Overview
Google DeepMind released Gemini Embedding 2 on March 10, 2026. It’s the first native multimodal embedding model to map text, images, video, audio, and documents into a single embedding space.
New Modalities and Flexible Dimensions
Prior embedding models either handled text only, or used separate encoders even when nominally multimodal. Gemini Embedding 2 natively maps multiple modalities into a single vector space.
This means searching with “a photo of a cat” can retrieve video clips where cats appear, audio containing cat sounds, and documents containing the text “cat” — all in one query.

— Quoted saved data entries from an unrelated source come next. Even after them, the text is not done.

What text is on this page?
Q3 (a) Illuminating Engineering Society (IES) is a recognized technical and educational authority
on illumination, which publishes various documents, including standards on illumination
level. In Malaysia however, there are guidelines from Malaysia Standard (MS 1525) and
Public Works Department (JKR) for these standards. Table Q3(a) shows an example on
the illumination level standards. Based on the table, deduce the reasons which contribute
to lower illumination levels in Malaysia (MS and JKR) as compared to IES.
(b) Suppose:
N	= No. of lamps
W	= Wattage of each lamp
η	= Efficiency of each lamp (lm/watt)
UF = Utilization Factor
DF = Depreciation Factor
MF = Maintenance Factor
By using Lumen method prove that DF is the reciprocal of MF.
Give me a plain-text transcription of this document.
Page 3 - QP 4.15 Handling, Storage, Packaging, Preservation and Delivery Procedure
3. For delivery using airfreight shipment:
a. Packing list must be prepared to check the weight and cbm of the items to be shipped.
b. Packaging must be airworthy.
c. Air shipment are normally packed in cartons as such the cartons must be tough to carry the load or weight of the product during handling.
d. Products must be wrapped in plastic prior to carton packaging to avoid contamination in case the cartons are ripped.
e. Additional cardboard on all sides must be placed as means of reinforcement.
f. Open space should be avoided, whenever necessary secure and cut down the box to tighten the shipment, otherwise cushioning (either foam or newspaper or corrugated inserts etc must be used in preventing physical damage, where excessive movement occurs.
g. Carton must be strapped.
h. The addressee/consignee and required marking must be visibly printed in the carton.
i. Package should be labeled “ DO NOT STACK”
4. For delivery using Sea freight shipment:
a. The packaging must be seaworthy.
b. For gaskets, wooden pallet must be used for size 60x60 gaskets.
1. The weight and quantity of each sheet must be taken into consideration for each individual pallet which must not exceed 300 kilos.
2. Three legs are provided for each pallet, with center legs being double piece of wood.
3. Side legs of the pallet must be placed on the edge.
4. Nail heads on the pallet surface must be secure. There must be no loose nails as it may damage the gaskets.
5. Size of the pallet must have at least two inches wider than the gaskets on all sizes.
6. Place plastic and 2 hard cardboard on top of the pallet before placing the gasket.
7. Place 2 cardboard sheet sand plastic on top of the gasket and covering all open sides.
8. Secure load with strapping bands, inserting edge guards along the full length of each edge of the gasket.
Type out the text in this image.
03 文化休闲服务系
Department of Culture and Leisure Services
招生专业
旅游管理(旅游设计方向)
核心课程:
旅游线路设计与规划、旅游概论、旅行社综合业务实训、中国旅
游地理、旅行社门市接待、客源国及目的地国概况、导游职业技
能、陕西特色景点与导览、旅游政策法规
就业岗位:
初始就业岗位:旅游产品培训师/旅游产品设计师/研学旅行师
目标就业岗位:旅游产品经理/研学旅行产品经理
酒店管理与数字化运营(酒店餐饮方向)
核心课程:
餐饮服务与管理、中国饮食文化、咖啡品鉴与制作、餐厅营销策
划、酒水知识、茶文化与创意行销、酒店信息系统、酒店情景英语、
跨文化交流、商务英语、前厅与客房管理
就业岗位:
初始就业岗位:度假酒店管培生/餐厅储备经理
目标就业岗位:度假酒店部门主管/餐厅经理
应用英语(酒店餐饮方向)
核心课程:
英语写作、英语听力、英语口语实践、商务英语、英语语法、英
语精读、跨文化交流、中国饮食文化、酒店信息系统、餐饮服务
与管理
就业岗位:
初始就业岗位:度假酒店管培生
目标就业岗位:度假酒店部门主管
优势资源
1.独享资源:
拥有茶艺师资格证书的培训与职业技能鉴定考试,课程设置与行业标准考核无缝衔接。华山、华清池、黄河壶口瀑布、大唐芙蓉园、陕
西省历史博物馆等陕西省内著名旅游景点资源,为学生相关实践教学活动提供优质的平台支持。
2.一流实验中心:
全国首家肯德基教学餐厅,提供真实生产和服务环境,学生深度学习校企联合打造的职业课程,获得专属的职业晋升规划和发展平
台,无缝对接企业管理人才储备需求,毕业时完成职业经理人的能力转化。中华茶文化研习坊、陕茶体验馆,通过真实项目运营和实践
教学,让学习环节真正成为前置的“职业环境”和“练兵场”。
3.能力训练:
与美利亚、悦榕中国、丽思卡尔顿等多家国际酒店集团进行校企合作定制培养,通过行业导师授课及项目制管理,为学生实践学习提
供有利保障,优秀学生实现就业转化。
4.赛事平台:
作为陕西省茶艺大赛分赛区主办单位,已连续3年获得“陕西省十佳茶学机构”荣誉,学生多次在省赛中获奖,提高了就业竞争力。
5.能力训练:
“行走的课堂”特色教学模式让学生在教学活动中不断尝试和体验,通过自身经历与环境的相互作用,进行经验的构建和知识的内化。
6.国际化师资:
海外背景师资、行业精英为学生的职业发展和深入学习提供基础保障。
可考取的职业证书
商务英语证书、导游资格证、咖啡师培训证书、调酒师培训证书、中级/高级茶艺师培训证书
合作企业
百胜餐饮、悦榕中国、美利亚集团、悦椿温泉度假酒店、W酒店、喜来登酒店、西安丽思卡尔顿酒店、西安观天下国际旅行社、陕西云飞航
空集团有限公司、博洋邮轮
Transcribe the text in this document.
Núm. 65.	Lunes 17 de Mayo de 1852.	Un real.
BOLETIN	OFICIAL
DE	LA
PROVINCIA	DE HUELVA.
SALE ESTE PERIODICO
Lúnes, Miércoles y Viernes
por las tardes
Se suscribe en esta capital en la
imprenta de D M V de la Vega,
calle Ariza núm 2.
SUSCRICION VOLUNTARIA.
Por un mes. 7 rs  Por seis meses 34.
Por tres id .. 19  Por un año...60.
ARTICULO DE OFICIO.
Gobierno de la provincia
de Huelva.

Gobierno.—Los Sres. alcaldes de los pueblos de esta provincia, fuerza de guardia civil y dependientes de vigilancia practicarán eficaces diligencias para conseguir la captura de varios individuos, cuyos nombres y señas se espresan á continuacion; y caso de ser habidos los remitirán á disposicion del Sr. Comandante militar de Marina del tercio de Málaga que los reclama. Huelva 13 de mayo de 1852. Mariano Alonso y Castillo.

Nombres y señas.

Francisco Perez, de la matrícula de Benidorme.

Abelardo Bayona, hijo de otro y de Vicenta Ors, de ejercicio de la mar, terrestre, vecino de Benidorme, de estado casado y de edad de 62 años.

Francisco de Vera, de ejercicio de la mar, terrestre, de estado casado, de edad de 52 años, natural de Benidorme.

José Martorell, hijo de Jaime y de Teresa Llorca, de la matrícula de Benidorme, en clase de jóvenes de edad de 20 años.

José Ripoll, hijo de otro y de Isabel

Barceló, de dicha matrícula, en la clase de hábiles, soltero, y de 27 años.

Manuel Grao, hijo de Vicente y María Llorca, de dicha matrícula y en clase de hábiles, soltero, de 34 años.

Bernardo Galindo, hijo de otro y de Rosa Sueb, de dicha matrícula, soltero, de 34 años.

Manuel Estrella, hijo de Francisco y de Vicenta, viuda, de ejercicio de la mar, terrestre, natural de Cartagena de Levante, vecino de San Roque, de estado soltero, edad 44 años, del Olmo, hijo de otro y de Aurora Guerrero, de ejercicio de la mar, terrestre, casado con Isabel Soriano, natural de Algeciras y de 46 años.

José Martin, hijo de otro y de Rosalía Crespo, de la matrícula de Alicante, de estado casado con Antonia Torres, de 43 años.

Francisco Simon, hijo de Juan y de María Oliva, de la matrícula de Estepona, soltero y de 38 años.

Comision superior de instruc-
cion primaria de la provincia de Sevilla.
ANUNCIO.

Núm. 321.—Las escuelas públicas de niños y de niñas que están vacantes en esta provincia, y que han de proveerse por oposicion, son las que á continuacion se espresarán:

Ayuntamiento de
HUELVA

State-of-the-Art Performance
Google announced that Gemini Embedding 2 achieves state-of-the-art performance across multiple benchmarks, demonstrating strong performance not only in text-to-text retrieval but also in cross-modal search.
Use Cases
Multimodal RAG
Traditional RAG (Retrieval-Augmented Generation) pipelines only indexed text documents for retrieval. With Gemini Embedding 2, images, video, and audio can be included in the retrieval corpus — enabling genuinely multimodal RAG.
Media Library Search
For large media archives: search for images or videos using a text query, find similar videos from an image, or otherwise perform cross-modal search across modalities.
Content Classification
Organize diverse content types under a single classification scheme. Because text labels and image/audio content are compared in the same space, no separate classification models are needed.
Insights
Multimodal embeddings can be a game-changer for search and RAG. Until now, “image search” and “text search” were entirely separate pipelines — a single embedding space dissolves that boundary. Particularly in RAG pipelines, the ability to search images inside PDFs, presentation slides, and whiteboard photos alongside text could dramatically expand the coverage of enterprise knowledge management systems. Released as a public preview, so you can start testing it right away.